Já faz cinco meses desde que o deputado oposicionista Juan Guaidó assumiu o papel simbólico de presidente interino da Venezuela, na esperança de afastar do poder o ditador Nicolás Maduro.

Apesar de mais de 50 países terem reconhecido Guaidó como o presidente legítimo da Venezuela, apesar de sanções petrolíferas impostas pelos Estados Unidos, de protestos de rua maciços e da pior crise econômica da história moderna, Maduro persiste.

A perseverança do governo combalido de Maduro deixa perplexos a comunidade internacional, os acadêmicos, os analistas e os jornalistas.

O ditador Nicolás Maduro, à esq., e o ministro da Defesa da Venezuela, Vladimir Padrino, durante evento militar em Caracas
O ditador Nicolás Maduro, à esq., e o ministro da Defesa da Venezuela, Vladimir Padrino, durante evento militar em Caracas - 3.jun.19/Palácio de Miraflores via Reuters

Chame isso de falta de imaginação negativa –ou seja, da falta de capacidade de visualizar os piores cenários possíveis e se preparar para eles.

A incapacidade de entender a resiliência de um regime autoritário mostra a ingenuidade política dessas democracias liberais.

A liberdade e a riqueza nos dão força, mas podem também se converter em fraqueza.

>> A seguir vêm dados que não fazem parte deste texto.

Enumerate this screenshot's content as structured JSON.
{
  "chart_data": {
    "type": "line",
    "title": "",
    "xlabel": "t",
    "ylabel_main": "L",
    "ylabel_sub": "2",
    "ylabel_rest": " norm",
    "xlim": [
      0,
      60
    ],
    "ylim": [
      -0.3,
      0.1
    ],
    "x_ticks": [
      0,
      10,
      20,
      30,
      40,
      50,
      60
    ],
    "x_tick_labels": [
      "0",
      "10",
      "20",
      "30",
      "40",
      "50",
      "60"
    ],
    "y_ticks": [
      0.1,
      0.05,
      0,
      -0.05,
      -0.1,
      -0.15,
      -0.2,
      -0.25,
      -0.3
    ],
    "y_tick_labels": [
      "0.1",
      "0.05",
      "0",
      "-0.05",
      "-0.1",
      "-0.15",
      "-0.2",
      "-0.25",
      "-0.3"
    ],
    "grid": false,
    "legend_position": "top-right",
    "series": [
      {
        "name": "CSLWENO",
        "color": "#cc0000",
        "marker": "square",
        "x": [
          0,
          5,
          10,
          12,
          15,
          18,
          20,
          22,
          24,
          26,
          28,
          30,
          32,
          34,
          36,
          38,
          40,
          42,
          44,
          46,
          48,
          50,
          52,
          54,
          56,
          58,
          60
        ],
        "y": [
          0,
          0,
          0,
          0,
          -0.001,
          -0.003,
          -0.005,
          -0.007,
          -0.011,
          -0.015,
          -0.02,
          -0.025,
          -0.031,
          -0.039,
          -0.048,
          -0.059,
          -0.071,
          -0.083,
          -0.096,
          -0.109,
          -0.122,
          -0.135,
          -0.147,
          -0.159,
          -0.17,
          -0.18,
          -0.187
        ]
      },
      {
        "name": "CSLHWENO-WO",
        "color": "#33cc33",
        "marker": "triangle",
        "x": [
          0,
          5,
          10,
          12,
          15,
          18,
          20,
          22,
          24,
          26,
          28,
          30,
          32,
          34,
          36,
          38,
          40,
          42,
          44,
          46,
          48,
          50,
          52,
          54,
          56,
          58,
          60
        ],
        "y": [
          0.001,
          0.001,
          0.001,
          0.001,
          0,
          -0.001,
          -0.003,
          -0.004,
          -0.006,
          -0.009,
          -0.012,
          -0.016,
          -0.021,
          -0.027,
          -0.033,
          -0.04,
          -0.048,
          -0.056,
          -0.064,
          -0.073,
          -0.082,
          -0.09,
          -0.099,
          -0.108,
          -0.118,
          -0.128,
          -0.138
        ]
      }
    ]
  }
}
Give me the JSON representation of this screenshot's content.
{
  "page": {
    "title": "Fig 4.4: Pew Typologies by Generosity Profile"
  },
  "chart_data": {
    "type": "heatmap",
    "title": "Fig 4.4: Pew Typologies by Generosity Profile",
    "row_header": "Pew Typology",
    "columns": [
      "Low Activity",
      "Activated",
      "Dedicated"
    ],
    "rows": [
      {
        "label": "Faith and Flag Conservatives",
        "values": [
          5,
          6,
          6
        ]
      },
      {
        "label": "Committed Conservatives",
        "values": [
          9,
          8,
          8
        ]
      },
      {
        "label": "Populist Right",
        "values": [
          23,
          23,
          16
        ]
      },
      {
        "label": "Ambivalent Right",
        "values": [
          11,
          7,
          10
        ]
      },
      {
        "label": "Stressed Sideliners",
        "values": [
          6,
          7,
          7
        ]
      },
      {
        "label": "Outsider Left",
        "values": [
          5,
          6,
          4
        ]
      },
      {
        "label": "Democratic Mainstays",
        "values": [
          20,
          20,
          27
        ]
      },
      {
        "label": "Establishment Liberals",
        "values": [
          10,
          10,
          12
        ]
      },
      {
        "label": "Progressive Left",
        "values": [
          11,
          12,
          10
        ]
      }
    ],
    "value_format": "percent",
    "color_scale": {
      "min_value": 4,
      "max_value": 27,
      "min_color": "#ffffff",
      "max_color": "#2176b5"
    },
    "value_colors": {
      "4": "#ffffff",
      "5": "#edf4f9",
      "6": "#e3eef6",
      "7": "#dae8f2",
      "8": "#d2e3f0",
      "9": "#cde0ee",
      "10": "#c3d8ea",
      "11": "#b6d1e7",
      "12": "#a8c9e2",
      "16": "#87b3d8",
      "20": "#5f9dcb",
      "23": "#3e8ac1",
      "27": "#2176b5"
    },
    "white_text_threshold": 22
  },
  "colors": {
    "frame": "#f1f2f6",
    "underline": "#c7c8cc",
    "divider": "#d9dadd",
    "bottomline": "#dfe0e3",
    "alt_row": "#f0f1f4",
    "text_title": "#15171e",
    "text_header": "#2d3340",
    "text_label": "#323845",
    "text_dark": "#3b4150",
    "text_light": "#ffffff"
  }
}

Acabamos ficando despreparados para o impensável e nos deixamos pegar de surpresa por acontecimentos como os ataques terroristas de 11 de setembro de 2001, a ascensão de Donald Trump ou o voto pelo brexit no Reino Unido. 

Quando a probabilidade de Maduro conseguir desafiar as expectativas e se conservar no poder por muito mais tempo é mencionada em reuniões com políticos em Washington ou financistas em Nova York, frequentemente suscita reações de indignação ou descrença. Sei disso muito bem.

Nos últimos três anos e meio, no meu trabalho com a consultoria global de gestão de riscos Control Risks, estamos alertando o mundo de que Maduro e seu movimento político chavista conseguirão se aferrar ao poder por mais tempo do que a maioria das pessoas imagina.

Os amigos de Maduro em Cuba, China, Rússia e Turquia o ajudam a continuar no poder. O Ocidente constantemente subestima sua determinação e sua ausência de escrúpulos.

Quando explico isso a clientes incrédulos, muitas vezes a reação é um silêncio desconfortável ou uma enxurrada de argumentos contrários em tom irado.

Um jornalista perguntou, em tom de brincadeira, se minha opinião profissional era resultante de eu ser um chavista disfarçado.

As pessoas que vivem em democracias onde prevalecem a lógica, em que instituições funcionam corretamente e sociedades civis são fortes custam a entender os países onde essas normas não estão presentes.

Presumimos que ditadores em dificuldades financeiras vão tombar rapidamente porque não conseguirão continuar a comprar a lealdade do povo.

Mas deixamos de entender que, quando o dinheiro se torna escasso, regimes sem escrúpulos, como os de Coreia do Norte, Cuba e Venezuela, lançam mão do medo e terror para obrigar os cidadãos a serem obedientes, podendo inclusive encarcerar ou assassinar dissidentes e seus familiares.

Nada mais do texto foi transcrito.